Charlie Massry

Metaprogramming with Method Missing

November 12, 2014

In Ruby, you can extend the language significantly to suit your preferences, and even overide methods already used by the language itself. This is typically derogatorily called Monkey Patching as I had covered previously. One significant feature that I think all Ruby developers should know about is how the error NoMethodError gets generated. Because Ruby uses classical inheritance, all classes have ancestors. And as you may already know, everything in Ruby is an object, even classes are objects. Because of this, classes you create come with methods already defined on them. One method is called #method_missing. This very important method is defined on BasicObject, which is the first Ruby object, and all of its children get access to this method. The way Ruby uses this method is if a method is called on a Ruby object that doesn’t have that method defined, it calls #method_missing which walks up the chain of inheritance to BasicObject to see where #method_missing is defined.

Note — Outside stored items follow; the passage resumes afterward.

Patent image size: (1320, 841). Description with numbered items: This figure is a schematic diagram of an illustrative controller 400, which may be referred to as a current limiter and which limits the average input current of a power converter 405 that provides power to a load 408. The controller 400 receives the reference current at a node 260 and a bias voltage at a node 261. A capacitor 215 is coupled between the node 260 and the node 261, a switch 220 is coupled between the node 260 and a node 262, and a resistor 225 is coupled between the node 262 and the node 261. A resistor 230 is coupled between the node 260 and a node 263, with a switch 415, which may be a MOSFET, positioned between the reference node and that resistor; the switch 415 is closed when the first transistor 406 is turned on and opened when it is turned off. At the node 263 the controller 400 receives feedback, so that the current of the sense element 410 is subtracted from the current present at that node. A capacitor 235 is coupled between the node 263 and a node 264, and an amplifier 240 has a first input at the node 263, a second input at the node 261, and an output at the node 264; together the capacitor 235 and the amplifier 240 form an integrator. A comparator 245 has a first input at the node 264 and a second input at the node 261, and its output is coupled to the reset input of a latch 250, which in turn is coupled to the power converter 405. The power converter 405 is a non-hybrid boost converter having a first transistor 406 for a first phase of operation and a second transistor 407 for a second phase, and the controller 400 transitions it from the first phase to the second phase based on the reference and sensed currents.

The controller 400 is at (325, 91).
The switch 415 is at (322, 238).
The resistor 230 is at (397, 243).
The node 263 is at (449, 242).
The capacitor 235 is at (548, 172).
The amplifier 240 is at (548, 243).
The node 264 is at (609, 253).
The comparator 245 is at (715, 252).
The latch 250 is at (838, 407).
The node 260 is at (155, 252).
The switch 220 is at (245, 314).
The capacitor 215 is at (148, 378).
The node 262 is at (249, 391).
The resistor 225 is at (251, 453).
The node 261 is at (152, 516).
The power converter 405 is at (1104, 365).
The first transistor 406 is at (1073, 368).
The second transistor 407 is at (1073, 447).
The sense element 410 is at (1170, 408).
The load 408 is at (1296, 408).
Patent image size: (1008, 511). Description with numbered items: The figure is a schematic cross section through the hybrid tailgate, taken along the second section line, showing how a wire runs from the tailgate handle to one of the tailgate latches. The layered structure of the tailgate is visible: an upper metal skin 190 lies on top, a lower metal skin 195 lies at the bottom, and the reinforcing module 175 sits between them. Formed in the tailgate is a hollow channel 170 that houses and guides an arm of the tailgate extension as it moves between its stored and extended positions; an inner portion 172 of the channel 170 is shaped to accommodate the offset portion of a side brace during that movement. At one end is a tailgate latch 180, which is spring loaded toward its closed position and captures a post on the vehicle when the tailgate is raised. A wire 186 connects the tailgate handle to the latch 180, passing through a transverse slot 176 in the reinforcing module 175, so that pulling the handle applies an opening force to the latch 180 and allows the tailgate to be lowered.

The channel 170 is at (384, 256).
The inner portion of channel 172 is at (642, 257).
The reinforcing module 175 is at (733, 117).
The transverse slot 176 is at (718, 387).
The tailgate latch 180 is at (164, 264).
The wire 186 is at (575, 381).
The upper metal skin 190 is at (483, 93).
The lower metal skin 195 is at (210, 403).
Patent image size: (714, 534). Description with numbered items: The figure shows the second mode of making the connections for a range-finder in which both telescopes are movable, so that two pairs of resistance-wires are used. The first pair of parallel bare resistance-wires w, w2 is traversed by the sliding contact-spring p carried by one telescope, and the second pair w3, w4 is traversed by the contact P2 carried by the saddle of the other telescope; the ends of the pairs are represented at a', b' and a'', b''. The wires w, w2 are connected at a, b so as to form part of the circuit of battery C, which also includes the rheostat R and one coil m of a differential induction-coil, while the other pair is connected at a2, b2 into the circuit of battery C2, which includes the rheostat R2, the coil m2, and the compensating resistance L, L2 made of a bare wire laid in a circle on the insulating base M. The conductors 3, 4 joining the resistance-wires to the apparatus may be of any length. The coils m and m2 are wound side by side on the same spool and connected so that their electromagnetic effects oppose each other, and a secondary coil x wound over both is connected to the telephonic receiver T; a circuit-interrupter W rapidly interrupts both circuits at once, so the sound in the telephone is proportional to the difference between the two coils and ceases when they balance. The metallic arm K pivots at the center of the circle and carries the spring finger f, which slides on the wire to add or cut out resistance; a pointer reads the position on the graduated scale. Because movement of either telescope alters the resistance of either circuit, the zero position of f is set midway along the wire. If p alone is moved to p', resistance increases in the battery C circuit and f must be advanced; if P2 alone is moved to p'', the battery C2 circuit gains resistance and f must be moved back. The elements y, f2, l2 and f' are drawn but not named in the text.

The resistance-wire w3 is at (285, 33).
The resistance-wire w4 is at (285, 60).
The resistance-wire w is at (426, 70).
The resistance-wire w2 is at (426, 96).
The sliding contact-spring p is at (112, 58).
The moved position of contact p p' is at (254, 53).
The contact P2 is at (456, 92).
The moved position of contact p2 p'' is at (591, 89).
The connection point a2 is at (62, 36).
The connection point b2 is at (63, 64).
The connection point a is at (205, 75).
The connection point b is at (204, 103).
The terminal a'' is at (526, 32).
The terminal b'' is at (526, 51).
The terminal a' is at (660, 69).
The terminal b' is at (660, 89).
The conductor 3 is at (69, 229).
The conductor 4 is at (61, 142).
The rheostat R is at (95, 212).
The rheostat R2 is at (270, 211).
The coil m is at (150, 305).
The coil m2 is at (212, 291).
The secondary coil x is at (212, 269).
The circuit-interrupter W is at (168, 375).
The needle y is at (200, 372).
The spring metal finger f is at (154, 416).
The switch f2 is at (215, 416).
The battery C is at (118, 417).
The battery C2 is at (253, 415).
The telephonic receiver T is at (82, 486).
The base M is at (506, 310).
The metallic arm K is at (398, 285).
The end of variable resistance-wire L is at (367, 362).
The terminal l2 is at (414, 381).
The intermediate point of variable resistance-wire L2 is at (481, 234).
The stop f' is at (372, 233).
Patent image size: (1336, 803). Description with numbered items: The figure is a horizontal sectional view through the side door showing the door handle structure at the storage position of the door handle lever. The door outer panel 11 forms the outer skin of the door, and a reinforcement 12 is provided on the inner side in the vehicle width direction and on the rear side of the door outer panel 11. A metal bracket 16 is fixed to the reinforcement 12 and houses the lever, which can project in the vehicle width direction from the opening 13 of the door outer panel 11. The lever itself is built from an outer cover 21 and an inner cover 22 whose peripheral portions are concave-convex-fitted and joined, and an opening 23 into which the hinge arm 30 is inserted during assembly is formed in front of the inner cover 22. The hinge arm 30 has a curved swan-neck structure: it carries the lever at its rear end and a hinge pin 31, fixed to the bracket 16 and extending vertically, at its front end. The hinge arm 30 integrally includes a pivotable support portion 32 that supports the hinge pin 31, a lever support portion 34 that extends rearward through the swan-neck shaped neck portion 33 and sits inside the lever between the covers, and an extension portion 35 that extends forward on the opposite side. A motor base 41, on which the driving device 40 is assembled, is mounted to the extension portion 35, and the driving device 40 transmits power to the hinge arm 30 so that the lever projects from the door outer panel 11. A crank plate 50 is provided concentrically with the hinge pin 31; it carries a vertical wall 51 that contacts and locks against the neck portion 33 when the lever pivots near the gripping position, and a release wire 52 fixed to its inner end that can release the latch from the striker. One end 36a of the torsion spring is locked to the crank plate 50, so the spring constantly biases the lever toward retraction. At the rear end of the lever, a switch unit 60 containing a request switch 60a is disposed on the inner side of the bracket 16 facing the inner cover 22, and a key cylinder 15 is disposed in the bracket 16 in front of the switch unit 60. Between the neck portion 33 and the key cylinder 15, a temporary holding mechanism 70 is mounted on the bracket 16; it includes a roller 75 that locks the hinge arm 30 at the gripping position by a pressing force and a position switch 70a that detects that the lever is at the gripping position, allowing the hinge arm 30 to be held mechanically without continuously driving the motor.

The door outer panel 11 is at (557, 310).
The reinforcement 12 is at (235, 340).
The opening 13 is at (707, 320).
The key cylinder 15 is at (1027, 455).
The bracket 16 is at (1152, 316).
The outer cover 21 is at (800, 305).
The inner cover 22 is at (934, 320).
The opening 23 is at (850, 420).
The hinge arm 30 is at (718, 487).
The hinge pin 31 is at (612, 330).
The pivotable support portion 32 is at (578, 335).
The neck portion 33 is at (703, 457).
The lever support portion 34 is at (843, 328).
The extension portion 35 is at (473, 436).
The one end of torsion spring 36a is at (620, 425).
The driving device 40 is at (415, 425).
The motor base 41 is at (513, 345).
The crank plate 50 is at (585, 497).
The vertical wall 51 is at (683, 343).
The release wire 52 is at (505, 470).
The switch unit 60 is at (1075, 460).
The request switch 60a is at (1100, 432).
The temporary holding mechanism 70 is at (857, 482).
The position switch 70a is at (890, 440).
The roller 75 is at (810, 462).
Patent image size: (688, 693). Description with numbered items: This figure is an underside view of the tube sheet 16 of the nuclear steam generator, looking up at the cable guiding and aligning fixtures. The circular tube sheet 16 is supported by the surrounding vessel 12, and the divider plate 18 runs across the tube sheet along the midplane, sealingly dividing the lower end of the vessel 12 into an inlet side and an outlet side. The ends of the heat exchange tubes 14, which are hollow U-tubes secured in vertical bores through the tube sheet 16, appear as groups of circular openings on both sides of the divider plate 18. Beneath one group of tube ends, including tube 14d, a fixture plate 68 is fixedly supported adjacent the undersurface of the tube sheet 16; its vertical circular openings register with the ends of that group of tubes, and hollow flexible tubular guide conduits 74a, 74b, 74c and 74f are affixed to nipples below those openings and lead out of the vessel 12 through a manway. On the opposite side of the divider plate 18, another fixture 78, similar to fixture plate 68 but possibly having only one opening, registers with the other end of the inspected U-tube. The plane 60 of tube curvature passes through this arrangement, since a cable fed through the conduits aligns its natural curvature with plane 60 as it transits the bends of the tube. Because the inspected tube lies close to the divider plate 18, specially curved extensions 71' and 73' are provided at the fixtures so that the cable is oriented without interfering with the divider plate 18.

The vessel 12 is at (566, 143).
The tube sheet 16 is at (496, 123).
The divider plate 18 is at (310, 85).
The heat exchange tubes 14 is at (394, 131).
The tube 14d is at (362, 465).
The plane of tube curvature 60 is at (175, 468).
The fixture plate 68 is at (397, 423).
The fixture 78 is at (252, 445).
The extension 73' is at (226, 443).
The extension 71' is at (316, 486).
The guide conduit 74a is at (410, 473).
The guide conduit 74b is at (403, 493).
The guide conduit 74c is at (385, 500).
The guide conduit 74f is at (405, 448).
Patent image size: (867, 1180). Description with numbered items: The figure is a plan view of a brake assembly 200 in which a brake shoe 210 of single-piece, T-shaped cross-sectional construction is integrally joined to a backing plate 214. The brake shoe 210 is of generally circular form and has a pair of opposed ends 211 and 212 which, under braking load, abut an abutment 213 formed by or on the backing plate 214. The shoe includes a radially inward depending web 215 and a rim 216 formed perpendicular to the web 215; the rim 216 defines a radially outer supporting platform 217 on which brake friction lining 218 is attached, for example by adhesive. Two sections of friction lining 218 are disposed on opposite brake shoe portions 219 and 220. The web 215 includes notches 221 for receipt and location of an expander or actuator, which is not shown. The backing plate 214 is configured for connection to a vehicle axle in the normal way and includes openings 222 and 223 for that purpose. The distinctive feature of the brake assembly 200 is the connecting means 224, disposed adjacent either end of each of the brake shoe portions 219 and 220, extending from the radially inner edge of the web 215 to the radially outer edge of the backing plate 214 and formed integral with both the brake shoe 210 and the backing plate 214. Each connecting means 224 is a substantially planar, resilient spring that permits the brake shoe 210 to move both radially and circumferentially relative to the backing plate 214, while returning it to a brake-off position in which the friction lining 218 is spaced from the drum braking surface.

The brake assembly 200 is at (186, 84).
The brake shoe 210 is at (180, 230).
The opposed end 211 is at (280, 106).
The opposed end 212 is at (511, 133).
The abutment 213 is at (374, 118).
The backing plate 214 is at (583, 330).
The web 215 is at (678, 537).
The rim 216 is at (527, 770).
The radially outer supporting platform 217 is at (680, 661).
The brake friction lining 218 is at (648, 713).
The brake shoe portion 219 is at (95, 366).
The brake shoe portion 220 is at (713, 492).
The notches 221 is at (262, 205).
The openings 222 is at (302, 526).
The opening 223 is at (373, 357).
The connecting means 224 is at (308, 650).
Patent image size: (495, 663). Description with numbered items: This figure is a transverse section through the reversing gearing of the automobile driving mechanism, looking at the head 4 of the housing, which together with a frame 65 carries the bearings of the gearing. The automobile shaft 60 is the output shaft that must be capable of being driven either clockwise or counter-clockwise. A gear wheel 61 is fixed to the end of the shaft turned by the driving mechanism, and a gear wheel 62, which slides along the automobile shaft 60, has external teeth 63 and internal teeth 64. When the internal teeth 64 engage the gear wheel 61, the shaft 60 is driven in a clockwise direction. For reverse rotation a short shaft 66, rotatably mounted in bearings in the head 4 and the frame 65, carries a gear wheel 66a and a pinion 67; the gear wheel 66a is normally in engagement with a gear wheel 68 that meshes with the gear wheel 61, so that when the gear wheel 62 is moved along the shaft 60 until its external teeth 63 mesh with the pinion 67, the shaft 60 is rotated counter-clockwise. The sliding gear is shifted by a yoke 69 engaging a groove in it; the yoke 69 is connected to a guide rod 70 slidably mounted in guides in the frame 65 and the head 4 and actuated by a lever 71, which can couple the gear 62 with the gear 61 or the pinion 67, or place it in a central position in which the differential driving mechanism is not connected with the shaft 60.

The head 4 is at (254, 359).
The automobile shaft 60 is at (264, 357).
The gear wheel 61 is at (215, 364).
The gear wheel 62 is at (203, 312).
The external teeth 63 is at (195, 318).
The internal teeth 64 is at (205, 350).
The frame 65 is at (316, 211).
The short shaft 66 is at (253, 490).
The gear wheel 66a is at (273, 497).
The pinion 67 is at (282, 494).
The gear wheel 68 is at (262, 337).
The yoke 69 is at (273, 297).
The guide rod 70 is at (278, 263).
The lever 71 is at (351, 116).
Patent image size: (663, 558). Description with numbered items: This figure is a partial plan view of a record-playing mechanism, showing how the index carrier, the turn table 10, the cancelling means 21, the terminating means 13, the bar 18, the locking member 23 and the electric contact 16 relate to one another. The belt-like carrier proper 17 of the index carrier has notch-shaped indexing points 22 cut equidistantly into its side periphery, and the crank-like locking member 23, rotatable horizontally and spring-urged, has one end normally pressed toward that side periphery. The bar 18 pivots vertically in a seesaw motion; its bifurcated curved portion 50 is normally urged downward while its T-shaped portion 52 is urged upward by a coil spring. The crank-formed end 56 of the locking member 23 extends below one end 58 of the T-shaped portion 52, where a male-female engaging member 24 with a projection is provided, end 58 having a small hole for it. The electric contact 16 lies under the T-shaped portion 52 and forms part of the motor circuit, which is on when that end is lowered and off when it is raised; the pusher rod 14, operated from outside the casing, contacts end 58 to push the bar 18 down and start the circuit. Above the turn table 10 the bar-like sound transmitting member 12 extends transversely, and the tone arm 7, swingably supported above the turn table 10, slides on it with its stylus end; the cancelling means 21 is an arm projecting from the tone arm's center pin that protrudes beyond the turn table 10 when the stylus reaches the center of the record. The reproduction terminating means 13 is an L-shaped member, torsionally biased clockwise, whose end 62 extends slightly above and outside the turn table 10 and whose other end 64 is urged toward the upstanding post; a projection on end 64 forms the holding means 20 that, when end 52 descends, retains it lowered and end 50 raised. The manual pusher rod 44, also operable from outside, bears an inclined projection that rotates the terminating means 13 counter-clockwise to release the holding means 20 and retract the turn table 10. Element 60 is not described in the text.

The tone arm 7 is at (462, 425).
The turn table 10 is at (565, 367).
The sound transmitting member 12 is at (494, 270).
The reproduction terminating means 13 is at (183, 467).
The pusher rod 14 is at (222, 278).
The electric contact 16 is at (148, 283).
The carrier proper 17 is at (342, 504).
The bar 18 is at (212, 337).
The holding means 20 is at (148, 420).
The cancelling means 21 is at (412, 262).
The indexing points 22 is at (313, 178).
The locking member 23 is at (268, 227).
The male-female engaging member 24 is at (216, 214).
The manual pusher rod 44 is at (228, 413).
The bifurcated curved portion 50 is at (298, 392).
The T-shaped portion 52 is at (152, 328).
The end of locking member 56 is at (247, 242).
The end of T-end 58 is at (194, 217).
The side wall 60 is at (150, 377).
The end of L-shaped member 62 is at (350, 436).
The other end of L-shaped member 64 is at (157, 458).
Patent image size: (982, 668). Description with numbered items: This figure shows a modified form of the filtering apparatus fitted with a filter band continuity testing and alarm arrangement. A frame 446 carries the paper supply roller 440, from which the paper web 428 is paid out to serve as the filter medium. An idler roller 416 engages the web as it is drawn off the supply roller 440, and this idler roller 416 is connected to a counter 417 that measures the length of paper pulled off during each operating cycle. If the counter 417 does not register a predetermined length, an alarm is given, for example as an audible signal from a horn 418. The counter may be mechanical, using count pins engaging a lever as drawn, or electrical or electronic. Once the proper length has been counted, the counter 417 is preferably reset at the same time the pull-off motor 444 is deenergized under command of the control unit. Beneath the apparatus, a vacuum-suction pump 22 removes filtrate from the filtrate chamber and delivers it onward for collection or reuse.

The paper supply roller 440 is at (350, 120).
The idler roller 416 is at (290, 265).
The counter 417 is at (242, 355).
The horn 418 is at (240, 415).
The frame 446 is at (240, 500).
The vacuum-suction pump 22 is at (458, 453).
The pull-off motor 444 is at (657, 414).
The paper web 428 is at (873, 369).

The way it is defined on BasicObject would look something like this if Ruby was written in Ruby.

class BasicObject
  def method_missing
  raise NoMethodError

The reason why the language works like this is so you can override it and even dynamically create an API so you can override #method_missing Let’s say you wanted to write an API where the user can type in a camelcased number to access its index in an array.

class Array
  def method_missing(name)
    index = EnglishNumber.word_to_number(name.to_s) - 1
    self[index] || raise

array = [1] # => 1 array.two # => NoMethodError undefined method ‘two’ for [1]:Array

Let’s suppose that EnglishNumber.word_to_number takes a camelcased string, and converts it to a number. If you call a number on the array it will return the index or give a NoMethodError.

When #one is called on an Array instance, the interpreter checks for #one and if it doesn’t find it, it then checks if #method_missing is defined, and if it is, it is called. This method, like all Ruby methods, can be overridden. In case there is no index on the array, you might want to throw an error, self[index] will return nil if the array doesn’t have that index. You can call raise to throw a generic error, but rescue will handle that error by passing it off up the chain of inheritance. This will make sure that you will get what you are expecting, as opposed to just getting nil, as that is very nondescript, and NoMethodError is very descriptive. While this can seem like a very contrived example, there are some very powerful libraries that take control of this feature such as ActiveRecord, specifically how .find_by worked in Rails 3.

In Rails 3, there was no .find_by method but a .find_by_#{attribute} where attribute was defined by #method_missing. This was a very cool feature, but it can lead to a slowdown in performance as every time the Ruby interpreter has to call #method_missing and walk up the chain of inheritance. This code was removed for Rails 4 in favor of .find_by(attribute: attribute) for what I assume is slight performance gains.

You can use #method_missing for some really cool programs, just be sure to stay out of trouble by using super to get its default behavior if the method doesn’t get what it wants.